R. Tereariʻi Chandler-ʻĪao – Post J.D. Fellow

Rhiannon Tereari’i Chandler-‘Īao earned her B.A. in Ethnic Studies from the University of Hawai‘i at Mānoa in 2004 and graduated from the William S. Richardson School of Law in 2016 with certificates in both Native Hawaiian and Environmental Law. After graduating, she worked as a Post-JD Research & Teaching Fellow at Ka Huli Ao from 2016-2017 and returned to Ka Huli Ao from 2018-2019, and 2021-present, co-teaching the Native Hawaiian Rights and Environmental Law Clinics. Prior to attending law school, Tereari‘i served as the Executive Director of the environmental non-profit Community Work Day Program, d.b.a. Mālama Maui Nui.  While on Maui, she served as a member of the Maui Nui Marine Resource Council, Maui County Cultural Resources Commission, a board member of the Maui Non-Profit Directors Association and a Steering Committee member of Ka Ipu Kukui Fellows Leadership Program.  She most recently served as the Executive Director of Waiwai Ola Waterkeepers Hawaiian Islands where she channeled her past experiences into present efforts to protect and preserve natural resources.

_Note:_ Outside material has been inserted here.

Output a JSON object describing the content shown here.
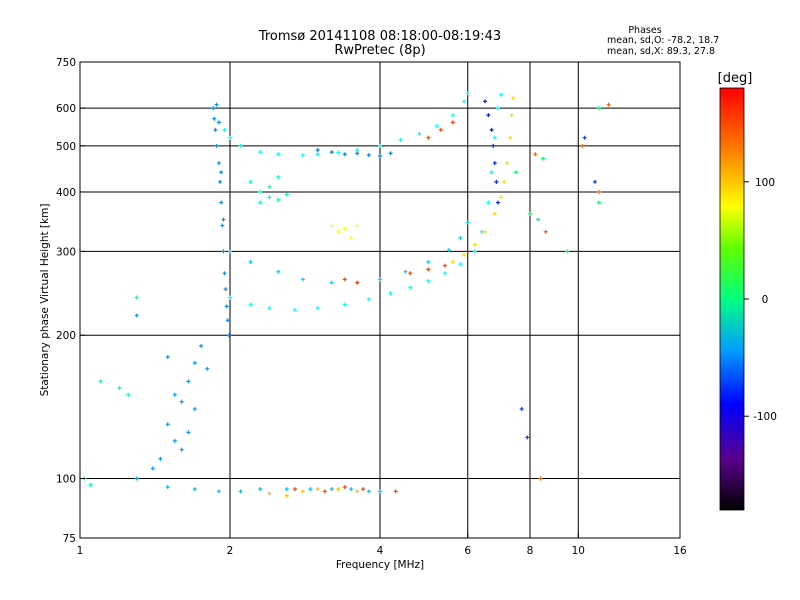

J. Hōkū Kubota Chun – Post J.D. Fellow

Hōkū is from Waiohuli and Pukalani, Maui. She is a Post-JD Law Fellow with Ka Huli Ao Center for Excellence in Native Hawaiian Law and the Department of Hawaiian Home Lands (“DHHL”). As a Post-JD Law Fellow, Hōkū plans and facilitates community events and outreach, including the I Mana I Ka Wai Water Law and Advocacy Trainings. She is also an attorney and graduate of the William S. Richardson School of Law. Hōkū is a former Social Worker and received both her Master of Social Work and Bachelor of Science in Sociology from Brigham Young University in Provo, Utah. Outside of work, Hōkū enjoys cooking and baking for her three young children and ʻohana.

Alexa Deike – Post J.D. Fellow

Originally from Wiesbaden, Germany, Alexa is a 2021 graduate of the advanced Juris Doctor program at the William S. Richardson School of Law with a certificate in Native Hawaiian Law and Environmental Law.  She received her first law degree from the Rheinische Friedrich-Wilhelms-Universität in Bonn, Germany, and passed the First State Exam.  Alexa returned to law school to focus her studies on water law, traditional and customary Native Hawaiian rights, and Environmental Law.  During law school, she was a Research Assistant to Professor Eric K. Yamamoto, a Ka Huli Ao and Island Girl Fund Summer Fellow in Native Hawaiian Law, and an extern with the Commission on Water Resource Management. J.D., William S. Richardson School of Law 2021; J.D., Rheinische Friedrich-Wilhelms-Universität Bonn 2007.

Keiralyn Pease – Faculty Support Specialist

Keira graduated from Anna Maria College in 1999 with a Bachelor’s Degree in Paralegal Studies. She has recently worked for the Department of the Attorney General for the State of Hawaii from 2012-2019 with two-years in between from 2015-2016 as a Division Secretary for the DBEDT/Energy Office.